На четвертые или пятые сутки пребывания Йорка в имении барона тот сообщил ему, что гестапо рыщет вокруг и уже добралось до соседнего имения, а посему Йорку надлежит немедленно уехать. Он уже позаботился о том, чтобы его доставили в совершенно безопасное место, добавил барон. Томимый предчувствием, Йорк спросил, куда именно намерен он переправить его. Существует лишь один путь к спасению, ответил барон: пробраться через линию Восточного фронта в Россию — так он избежит виселицы и сможет наладить связь с мятежными немецкими генералами. Чувствуя, как бешено заколотилось у него сердце от радости и тревоги, Йорк все же нашел в себе силы спокойно поблагодарить друга. Все подготовлено наилучшим образом, заверил его барон. Отъезд назначен на завтра, переправа через Вислу обеспечена. Несколько часов спустя, когда уже брезжил рассвет, в комнату Йорка вошла Анна. Он порывисто шагнул к ней, спеша сообщить о своем отъезде, но она молча кивнула, давая понять, что ей уже все известно. Он подвел ее к стулу возле окна.

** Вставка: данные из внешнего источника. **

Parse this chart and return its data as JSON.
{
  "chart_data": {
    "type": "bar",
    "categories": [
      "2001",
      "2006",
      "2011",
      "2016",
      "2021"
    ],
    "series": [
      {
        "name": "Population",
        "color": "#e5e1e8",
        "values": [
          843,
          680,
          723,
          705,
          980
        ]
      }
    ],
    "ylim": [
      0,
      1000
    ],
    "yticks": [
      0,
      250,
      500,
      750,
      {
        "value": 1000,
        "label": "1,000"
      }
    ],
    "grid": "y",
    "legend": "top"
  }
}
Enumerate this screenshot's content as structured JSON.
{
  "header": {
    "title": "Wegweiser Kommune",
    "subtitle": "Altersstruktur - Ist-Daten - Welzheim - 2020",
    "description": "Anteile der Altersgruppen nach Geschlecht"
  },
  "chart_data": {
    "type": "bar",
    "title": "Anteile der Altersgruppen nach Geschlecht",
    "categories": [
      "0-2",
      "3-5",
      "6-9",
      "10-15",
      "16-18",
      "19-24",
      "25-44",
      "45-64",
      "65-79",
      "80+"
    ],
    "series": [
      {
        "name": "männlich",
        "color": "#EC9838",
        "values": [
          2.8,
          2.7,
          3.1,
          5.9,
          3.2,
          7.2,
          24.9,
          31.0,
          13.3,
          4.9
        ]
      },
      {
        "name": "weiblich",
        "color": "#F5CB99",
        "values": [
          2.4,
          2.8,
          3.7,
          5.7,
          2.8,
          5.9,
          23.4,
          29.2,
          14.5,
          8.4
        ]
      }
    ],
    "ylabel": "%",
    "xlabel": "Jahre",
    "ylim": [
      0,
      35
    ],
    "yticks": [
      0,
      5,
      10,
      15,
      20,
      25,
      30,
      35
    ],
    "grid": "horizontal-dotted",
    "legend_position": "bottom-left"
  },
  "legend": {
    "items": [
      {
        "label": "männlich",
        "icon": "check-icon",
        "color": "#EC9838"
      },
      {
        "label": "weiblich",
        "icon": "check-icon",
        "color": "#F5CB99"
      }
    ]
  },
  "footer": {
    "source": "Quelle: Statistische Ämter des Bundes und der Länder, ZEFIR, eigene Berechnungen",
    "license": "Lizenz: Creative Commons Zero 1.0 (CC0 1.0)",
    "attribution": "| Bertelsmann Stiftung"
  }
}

— Я думаю, что это будет наилучшим исходом для тебя, — сказала она сухо.
Склонившись над ней, он всматривался в ее лицо. Ее юная, хрупкая красота, ее нежная, казавшаяся прозрачной кожа и этот контраст между темными волосами и зеленовато-голубыми глазами околдовали его когда-то. А ее молчаливость, ее подавленное состояние с новой силой пробудили в нем былое участие к ней. Он смотрел на ее покатые плечи, на нежную линию щеки и виска и чувствовал себя глубоко растроганным. И промелькнувшая мысль о любви к этому непостижимому и недоступному — навеки для него недоступному — существу пробудила в нем тихое, непривычное волнение и грусть.